Uganda banned its nationals in 2016 from working in Oman.
But
a parliamentary report documenting the deaths of 48 Ugandans in the
Middle East since January - 34 by committing suicide - shows the ban is
being flouted, sparking calls for more effective action.
“We’ve
never seen a big number like this committing suicide,” David Abala, one
of the parliamentarians who produced the report, told the Thomson
Reuters Foundation.
“Suicide means you have been going through a very difficult time. Life has not been bearable, the only hope is to die.”
'Jobs, jobs, jobs'
Labour minister Janat Mukwaya rejected the figure and said only five people had died, according to local media reports.
Oman’s foreign ministry was not immediately available for comment.
Shahira’s
experience illustrates the challenge of cracking down on international
trafficking networks in Uganda, as increasing numbers of people are
migrating to find employment.
Some 80,000 Ugandans work
in the Middle East, according to the Uganda Association of External
Recruitment Agencies, an umbrella body of licensed firms.
As
Asia has increased domestic worker protections and salary requirements,
recruiters are turning to East Africa, where rules are weaker and
people will accept less pay, Human Rights Watch (HRW) says.
Shahira was recruited through a friend of her uncle, who introduced her to four men in an office in downtown Kampala.
They
promised her a job in a restaurant in Oman, earning Ush1 million ($275)
a month. She believed the company was legitimate after they showed her
some certificates and only realised she had been duped when she reached
Oman.
'You’re my slave'
Shahira said she slept on a tiny mattress on the floor and got up at 4am each day to work in two different wives’ houses.
Her
skin peeled off from laying down paving stones in the searing heat, she
said, and her employer threw a bucket of used sanitary pads and nappies
at her when she complained.
Even the grandchildren, aged four and nine, were abusive.
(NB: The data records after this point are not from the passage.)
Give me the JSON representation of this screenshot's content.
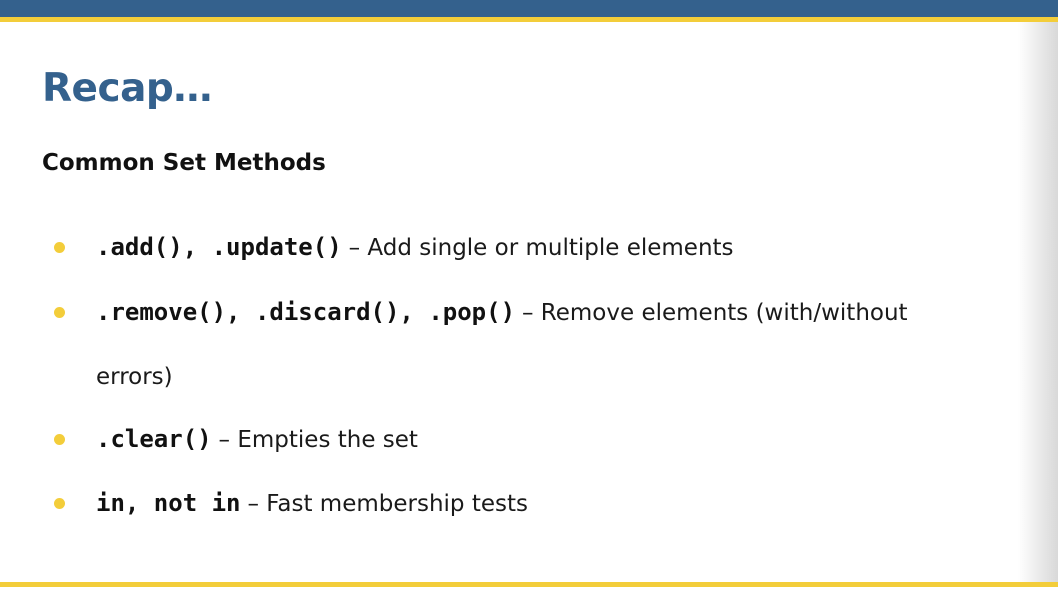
{
  "slide": {
    "title": "Recap…",
    "subtitle": "Common Set Methods"
  },
  "bullets": [
    {
      "code": ".add(), .update()",
      "desc": "– Add single or multiple elements"
    },
    {
      "code": ".remove(), .discard(), .pop()",
      "desc": "– Remove elements (with/without",
      "desc_cont": "errors)"
    },
    {
      "code": ".clear()",
      "desc": "– Empties the set"
    },
    {
      "code": "in, not in",
      "desc": "– Fast membership tests"
    }
  ],
  "colors": {
    "header_blue": "#34618d",
    "accent_yellow": "#f3cd3a"
  }
}
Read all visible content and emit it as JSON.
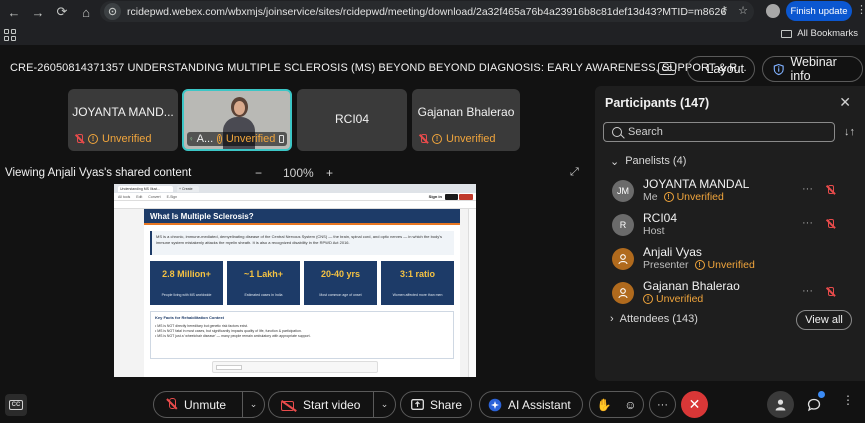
{
  "browser": {
    "url": "rcidepwd.webex.com/wbxmjs/joinservice/sites/rcidepwd/meeting/download/2a32f465a76b4a23916b8c81def13d43?MTID=m8626f092...",
    "finish_update": "Finish update",
    "all_bookmarks": "All Bookmarks"
  },
  "meeting": {
    "title": "CRE-26050814371357 UNDERSTANDING MULTIPLE SCLEROSIS (MS) BEYOND BEYOND DIAGNOSIS: EARLY AWARENESS, SUPPORT & R...",
    "cc_label": "CC",
    "layout_label": "Layout",
    "webinar_info_label": "Webinar info"
  },
  "tiles": [
    {
      "name": "JOYANTA MAND...",
      "status": "Unverified"
    },
    {
      "name": "A...",
      "status": "Unverified"
    },
    {
      "name": "RCI04",
      "status": ""
    },
    {
      "name": "Gajanan Bhalerao",
      "status": "Unverified"
    }
  ],
  "share": {
    "viewing_label": "Viewing Anjali Vyas's shared content",
    "zoom_minus": "−",
    "zoom_level": "100%",
    "zoom_plus": "+"
  },
  "slide": {
    "tab_label": "Understanding MS Illust...",
    "tab2_label": "+ Create",
    "toolbar_items": [
      "All tools",
      "Edit",
      "Convert",
      "E-Sign"
    ],
    "sign_in": "Sign in",
    "heading": "What Is Multiple Sclerosis?",
    "intro": "MS is a chronic, immune-mediated, demyelinating disease of the Central Nervous System (CNS) — the brain, spinal cord, and optic nerves — in which the body's immune system mistakenly attacks the myelin sheath. It is also a recognized disability in the RPWD Act 2016.",
    "stats": [
      {
        "value": "2.8 Million+",
        "label": "People living with MS worldwide"
      },
      {
        "value": "~1 Lakh+",
        "label": "Estimated cases in India"
      },
      {
        "value": "20-40 yrs",
        "label": "Most common age of onset"
      },
      {
        "value": "3:1 ratio",
        "label": "Women affected more than men"
      }
    ],
    "facts_title": "Key Facts for Rehabilitation Context",
    "facts": [
      "• MS is NOT directly hereditary but genetic risk factors exist.",
      "• MS is NOT fatal in most cases, but significantly impacts quality of life, function & participation.",
      "• MS is NOT just a 'wheelchair disease' — many people remain ambulatory with appropriate support."
    ]
  },
  "participants": {
    "title": "Participants (147)",
    "search_placeholder": "Search",
    "panelists_label": "Panelists (4)",
    "attendees_label": "Attendees (143)",
    "view_all": "View all",
    "list": [
      {
        "initials": "JM",
        "name": "JOYANTA MANDAL",
        "role": "Me",
        "status": "Unverified"
      },
      {
        "initials": "R",
        "name": "RCI04",
        "role": "Host",
        "status": ""
      },
      {
        "initials": "",
        "name": "Anjali Vyas",
        "role": "Presenter",
        "status": "Unverified"
      },
      {
        "initials": "",
        "name": "Gajanan Bhalerao",
        "role": "",
        "status": "Unverified"
      }
    ]
  },
  "controls": {
    "unmute": "Unmute",
    "start_video": "Start video",
    "share": "Share",
    "ai_assistant": "AI Assistant",
    "more": "···",
    "leave": "✕"
  },
  "colors": {
    "accent": "#0b57d0",
    "unverified": "#f1a53c",
    "muted_red": "#e84b4b",
    "leave_red": "#d93737",
    "active_tile": "#3cc6c6",
    "slide_navy": "#1d3b68"
  }
}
“When you’re sleeping they would throw things at you and pour water on your body,” she said.
When
Shahira asked her employer to release her before the end of the
two-year contract she was forced to sign on arrival in Oman, he said she
would have to refund him for her visa and fees paid to the recruitment
agency.
“(He said:) ‘I gave them their money, they sold
you to me. You’re my slave, you’re going to work here as my slave’,”
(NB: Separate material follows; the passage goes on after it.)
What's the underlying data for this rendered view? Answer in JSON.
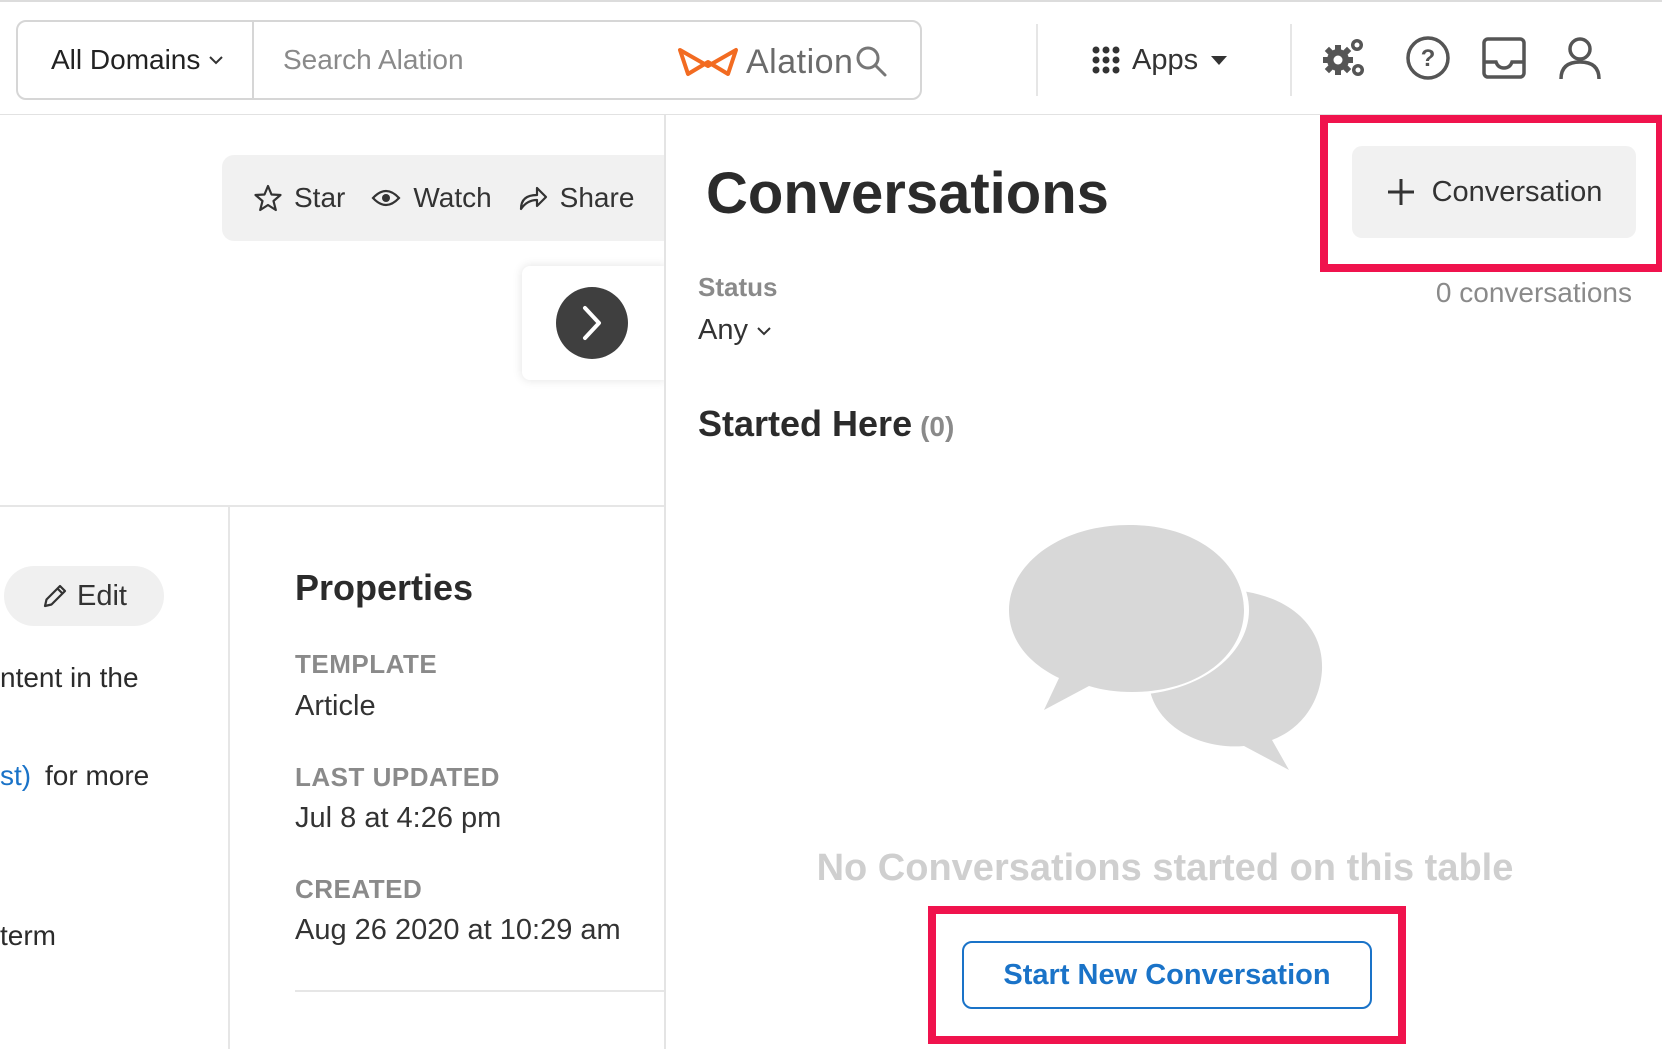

she said, from her family home in a Kampala slum where she has lived
since she was repatriated in July.
“I felt like: ‘I am
going to die here’... I suffered so much,” she said, adding that her
employer confiscated her phone so her family did not know where she was.
Visa-sponsorship rules
About
half of Oman’s population of 4 million people are foreigners, with more
than 100,000 migrant women working as domestics, mostly from Asian
countries like Indonesia, the Philippines and India.
Visa-sponsorship rules in Oman, known as the kafala system
- used in several Gulf Arab countries - mean migrant workers cannot
change jobs without their employer’s consent and can be charged with
absconding if they flee.
Campaigners want Uganda to
follow Asia’s example and sign agreements with Gulf states, which would
supersede existing labour laws, to better protect its nationals from
exploitation.
“It should require the government to
provide assistance to workers when they are facing abusive situations
(and) ensure that there’s good oversight of recruitment agencies before
they leave,” said HRW’s Rothna Begum, a women’s rights researcher.
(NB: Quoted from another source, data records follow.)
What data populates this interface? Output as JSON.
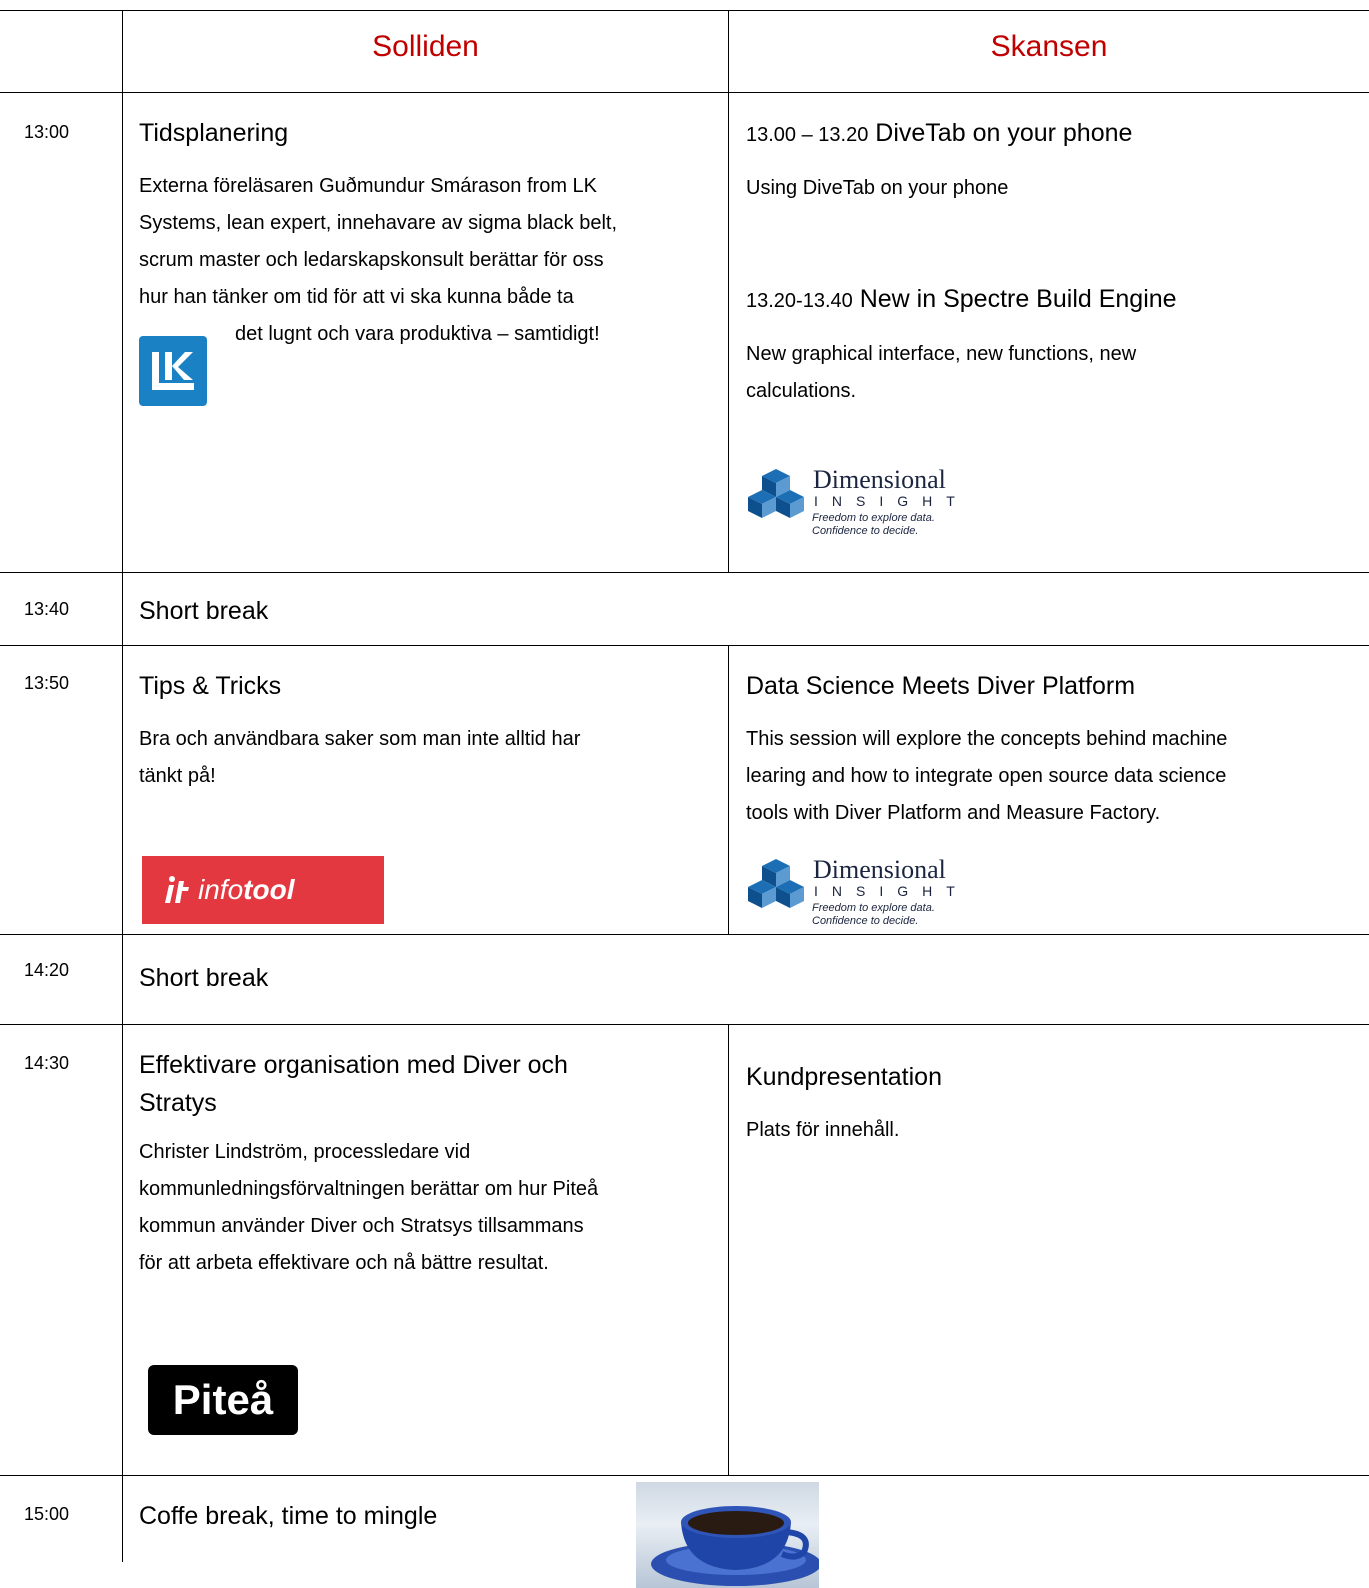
{
  "header": {
    "col1": "Solliden",
    "col2": "Skansen"
  },
  "colors": {
    "header_red": "#c00000",
    "lk_blue": "#1a82c4",
    "infotool_red": "#e43840",
    "dimensional_blue": "#1c6fb5"
  },
  "row1": {
    "time": "13:00",
    "left": {
      "title": "Tidsplanering",
      "lines": [
        "Externa föreläsaren Guðmundur Smárason from LK",
        "Systems, lean expert, innehavare av sigma black belt,",
        "scrum master och ledarskapskonsult berättar för oss",
        "hur han tänker om tid för att vi ska kunna både ta",
        "det lugnt och vara produktiva – samtidigt!"
      ],
      "logo_text": "LK"
    },
    "right": {
      "s1_prefix": "13.00 – 13.20",
      "s1_title": "DiveTab on your phone",
      "s1_body": "Using DiveTab on your phone",
      "s2_prefix": "13.20-13.40",
      "s2_title": "New in Spectre Build Engine",
      "s2_lines": [
        "New graphical interface, new functions, new",
        "calculations."
      ],
      "logo": {
        "name": "Dimensional",
        "sub": "INSIGHT",
        "tag1": "Freedom to explore data.",
        "tag2": "Confidence to decide."
      }
    }
  },
  "row2": {
    "time": "13:40",
    "text": "Short break"
  },
  "row3": {
    "time": "13:50",
    "left": {
      "title": "Tips & Tricks",
      "lines": [
        "Bra och användbara saker som man inte alltid har",
        "tänkt på!"
      ],
      "logo_info": "info",
      "logo_tool": "tool"
    },
    "right": {
      "title": "Data Science Meets Diver Platform",
      "lines": [
        "This session will explore the concepts behind machine",
        "learing and how to integrate open source data science",
        "tools with Diver Platform and Measure Factory."
      ],
      "logo": {
        "name": "Dimensional",
        "sub": "INSIGHT",
        "tag1": "Freedom to explore data.",
        "tag2": "Confidence to decide."
      }
    }
  },
  "row4": {
    "time": "14:20",
    "text": "Short break"
  },
  "row5": {
    "time": "14:30",
    "left": {
      "title_lines": [
        "Effektivare organisation med Diver och",
        "Stratys"
      ],
      "lines": [
        "Christer Lindström, processledare vid",
        "kommunledningsförvaltningen berättar om hur Piteå",
        "kommun använder Diver och Stratsys tillsammans",
        "för att arbeta effektivare och nå bättre resultat."
      ],
      "logo_text": "Piteå"
    },
    "right": {
      "title": "Kundpresentation",
      "body": "Plats för innehåll."
    }
  },
  "row6": {
    "time": "15:00",
    "text": "Coffe break, time to mingle"
  }
}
Migrants should get information about their job and their contractual rights before they get on the plane, she said.
Labour ministry official Milton Turyasima said Uganda has drafted agreements with several Gulf countries.
“We wanted to start negotiations but we have not,” he said.
“We’ve been trying to engage them.”
Shahira was only able to return home after her employer’s daughter persuaded him to release her.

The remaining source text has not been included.